まつじゅんの働き方研究所

働くことやお仕事に関することを研究している社会学研究者のブログです

社会人のキャリアチェンジとファーストキャリア―設計事務所の事例

昨日も建築士の方にお話を伺いました。

Sさんという独立して5年になる方です。

彼は大学を中退し、その後25歳で専門学校に通い、一級建築士を取得されました。

彼は京都にある通信制の大学に在学しているのですが、そこの学生さんを一人雇用されています。

彼いわく、設計という仕事を取り巻く環境が厳しさを増す中、一人でも多くの仲間を雇用することで建築の世界に貢献したいと。

 

たしかに、キャリアチェンジをしようと大学(社会人にとっての現実的な場所は通信教育課程ですが)に入り、猛勉強の末無事に卒業できたとしても、彼らを受け入れる場所があまり存在していないのです。

ゆくゆくは、彼らのうちの誰かが立派になり、雇用を生み出す側となるポテンシャルを持っていたとしても、重要なファーストキャリアが確立できない。その場がない。

今回、インタビューさせていただいた彼は、そのファーストキャリアを積むための場を学生さんやOBの方に提供されています。

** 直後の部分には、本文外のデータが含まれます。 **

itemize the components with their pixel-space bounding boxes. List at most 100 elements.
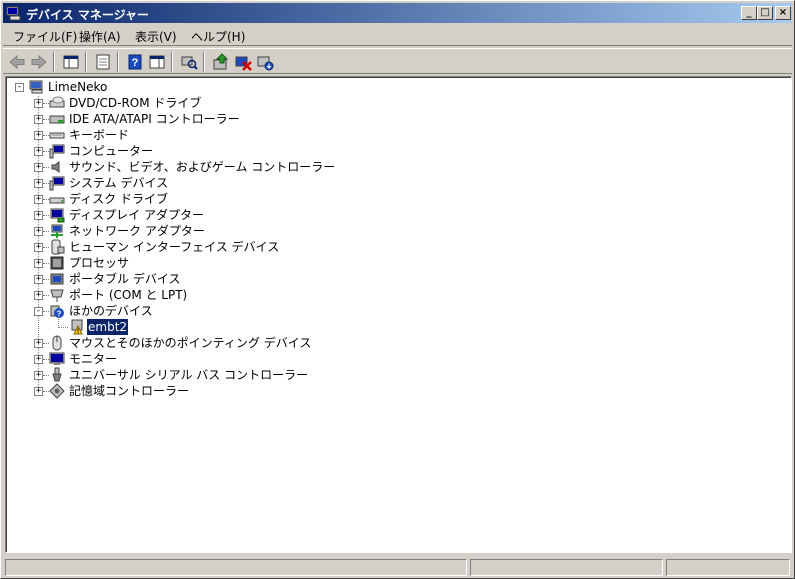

キャリアチェンジをした方がいきなりプロの最前線に放り込まれるのはなかなか無理があることです。でも、Sさんのようにキャリアチェンジに理解があり、社会人学生もされている方が受け皿的な機能を持つ職場を提供されていることの持つ意味は非常に大きいと思っています。

社会人教育と職業をつなぐための一つのモデルケースとして今後も注目していきます。